Les dicts seigneurs, ayantz là dessus conféré assez longtemps à part, m'ont enfin respondu que, sans aucun doubte, il seroit envoyé ung ample pouvoir à Me Smith, et à luy adjoinctz MMrs de Walsingam et Quillegrey, par lesquelz ilz espéroient obtenir plus de Vostre Majesté par dellà que je ne leur en accordois icy, bien qu'ilz avoient beaucoup gousté ce mot, contre son gré; et qu'ilz espéroient que, si ce mot de religion vous estoit grief à estre expéciffié au publicque contract de la ligue, que, possible, offririés vous, Sire, de l'accorder par vostre secrette promesse, dans une lettre, à part, à leur Mestresse; et qu'au reste il seroit faict une si bonne dépesche au dict Sr Smith qu'il auroit de quoy beaucoup vous contanter. Sur ce, etc. Ce xiiie jour de febvrier 1572.

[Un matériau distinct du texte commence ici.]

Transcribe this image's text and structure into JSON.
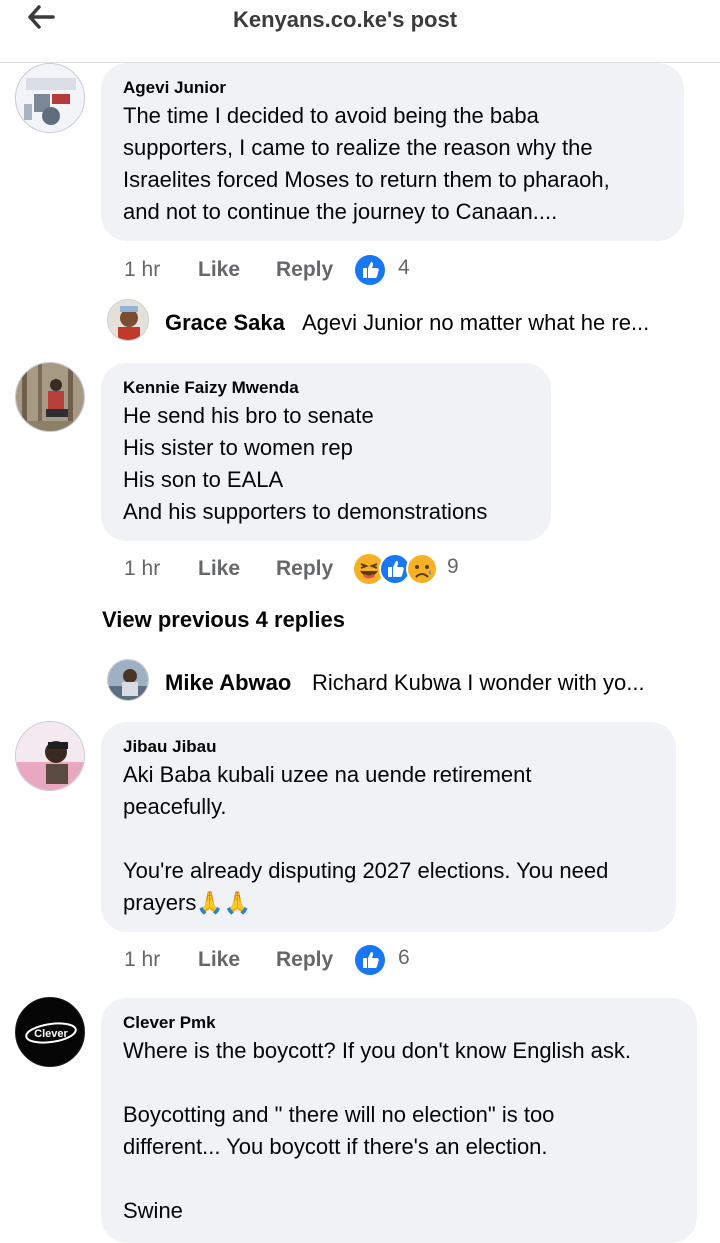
{
  "header": {
    "title": "Kenyans.co.ke's post",
    "back_icon": "back-arrow-icon"
  },
  "colors": {
    "like_blue": "#1877f2",
    "bubble_bg": "#f0f2f5",
    "meta_gray": "#65676b"
  },
  "comments": [
    {
      "author": "Agevi Junior",
      "text": "The time I decided to avoid being the baba\nsupporters, I came to realize the reason why the\nIsraelites forced Moses to return them to pharaoh,\nand not to continue the journey to Canaan....",
      "time": "1 hr",
      "like": "Like",
      "reply": "Reply",
      "reactions": [
        "like"
      ],
      "count": "4"
    },
    {
      "author": "Kennie Faizy Mwenda",
      "text": "He send his bro to senate\nHis sister to women rep\nHis son to EALA\nAnd his supporters to demonstrations",
      "time": "1 hr",
      "like": "Like",
      "reply": "Reply",
      "reactions": [
        "haha",
        "like",
        "sad"
      ],
      "count": "9"
    },
    {
      "author": "Jibau Jibau",
      "text": "Aki Baba kubali uzee na uende retirement\npeacefully.\n\nYou're already disputing 2027 elections. You need\nprayers",
      "emoji": "🙏🙏",
      "time": "1 hr",
      "like": "Like",
      "reply": "Reply",
      "reactions": [
        "like"
      ],
      "count": "6"
    },
    {
      "author": "Clever Pmk",
      "avatar_logo": "Clever",
      "text": "Where is the boycott? If you don't know English ask.\n\nBoycotting and \" there will no election\" is too\ndifferent... You boycott if there's an election.\n\nSwine"
    }
  ],
  "replies": [
    {
      "author": "Grace Saka",
      "text": "Agevi Junior no matter what he re..."
    },
    {
      "author": "Mike Abwao",
      "text": "Richard Kubwa I wonder with yo..."
    }
  ],
  "view_previous": "View previous 4 replies"
}
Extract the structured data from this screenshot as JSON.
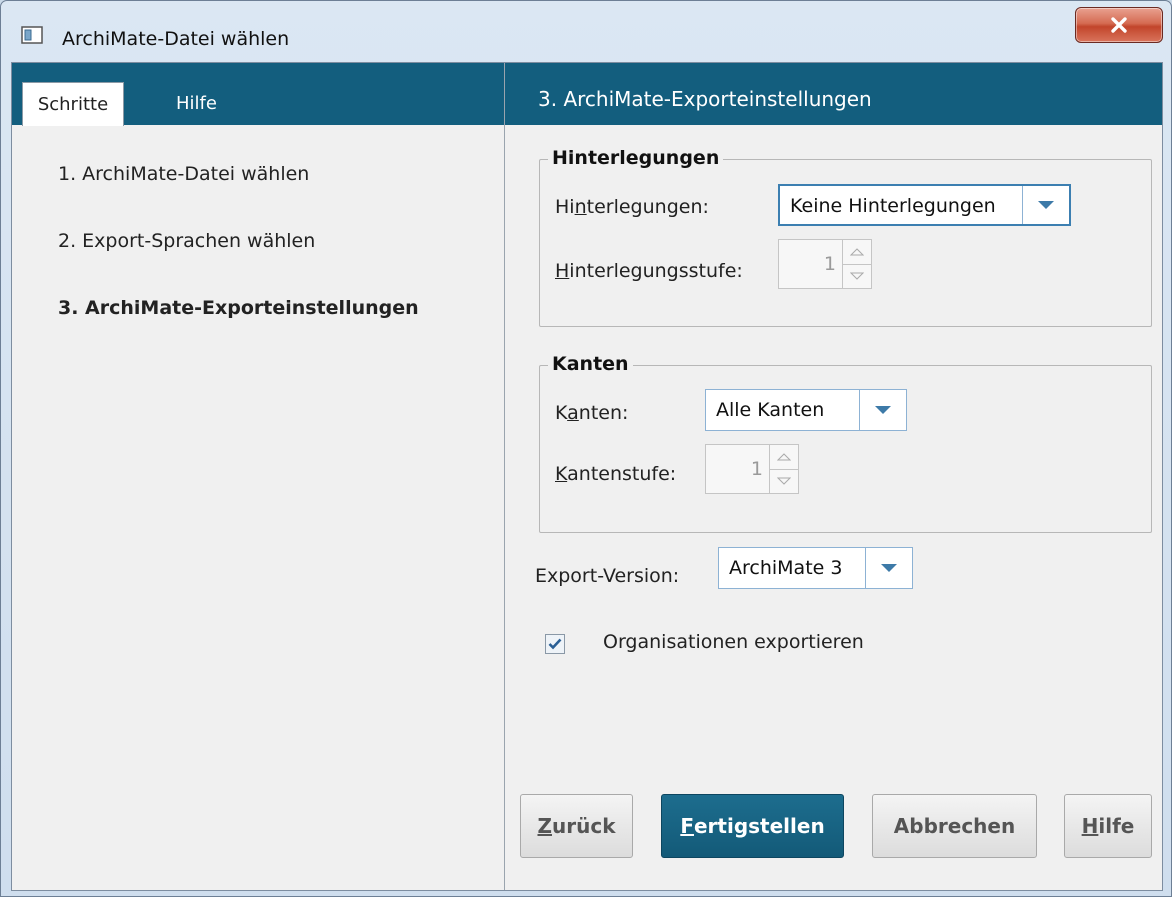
{
  "window": {
    "title": "ArchiMate-Datei wählen",
    "close_label": "X"
  },
  "left": {
    "tabs": [
      {
        "label": "Schritte",
        "active": true
      },
      {
        "label": "Hilfe",
        "active": false
      }
    ],
    "steps": [
      {
        "label": "1. ArchiMate-Datei wählen",
        "current": false
      },
      {
        "label": "2. Export-Sprachen wählen",
        "current": false
      },
      {
        "label": "3. ArchiMate-Exporteinstellungen",
        "current": true
      }
    ]
  },
  "right": {
    "header": "3. ArchiMate-Exporteinstellungen",
    "hinterlegungen": {
      "group_title": "Hinterlegungen",
      "label_pre": "Hi",
      "label_mnemonic": "n",
      "label_post": "terlegungen:",
      "value": "Keine Hinterlegungen",
      "level_mnemonic": "H",
      "level_post": "interlegungsstufe:",
      "level_value": "1"
    },
    "kanten": {
      "group_title": "Kanten",
      "label_pre": "K",
      "label_mnemonic": "a",
      "label_post": "nten:",
      "value": "Alle Kanten",
      "level_mnemonic": "K",
      "level_post": "antenstufe:",
      "level_value": "1"
    },
    "export_version": {
      "label": "Export-Version:",
      "value": "ArchiMate 3"
    },
    "organisationen": {
      "label": "Organisationen exportieren",
      "checked": true
    }
  },
  "buttons": {
    "back_mnemonic": "Z",
    "back_rest": "urück",
    "finish_mnemonic": "F",
    "finish_rest": "ertigstellen",
    "cancel": "Abbrechen",
    "help_mnemonic": "H",
    "help_rest": "ilfe"
  },
  "colors": {
    "header_blue": "#135e7e",
    "panel_bg": "#f0f0f0"
  },
  "icons": {
    "window": "window-icon",
    "close": "close-icon",
    "dropdown": "chevron-down-icon",
    "spin_up": "spin-up-icon",
    "spin_down": "spin-down-icon",
    "check": "check-icon"
  }
}
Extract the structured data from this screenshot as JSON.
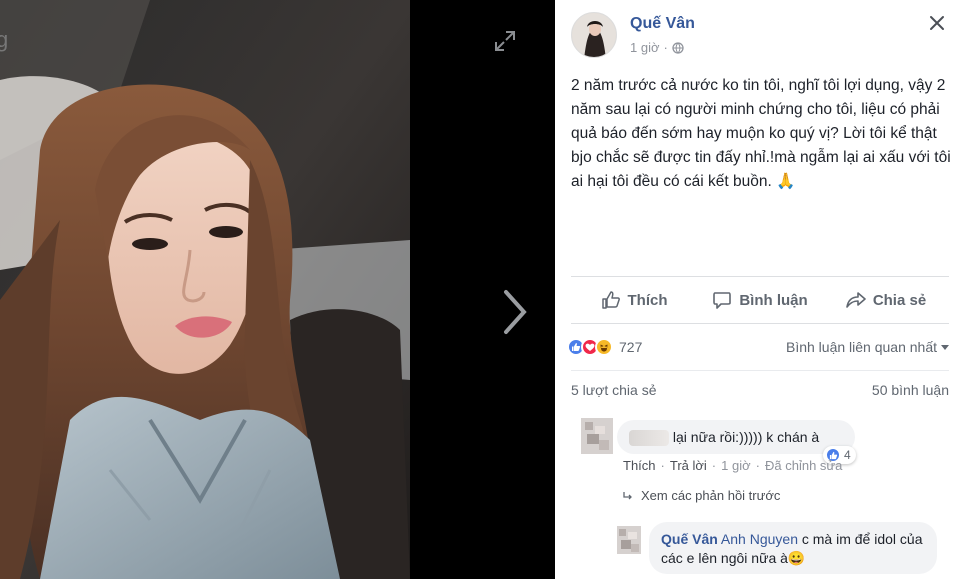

Le comte de Lestre desire que faciez dire à Me Smith que Voz Majestez vouldroient bien que ung personnage, fort confidant de ceste princesse, fût envoyé vers vous, pour conclure la ligue et la voyr jurer au Roy, et nommer ardiment le dict comte, affin qu'icelluy Sr Smith l'escripve par deçà; et qu'il vous promect de vous apporter toute la satisfaction que pourriez desirer de ceste princesse et de son royaulme.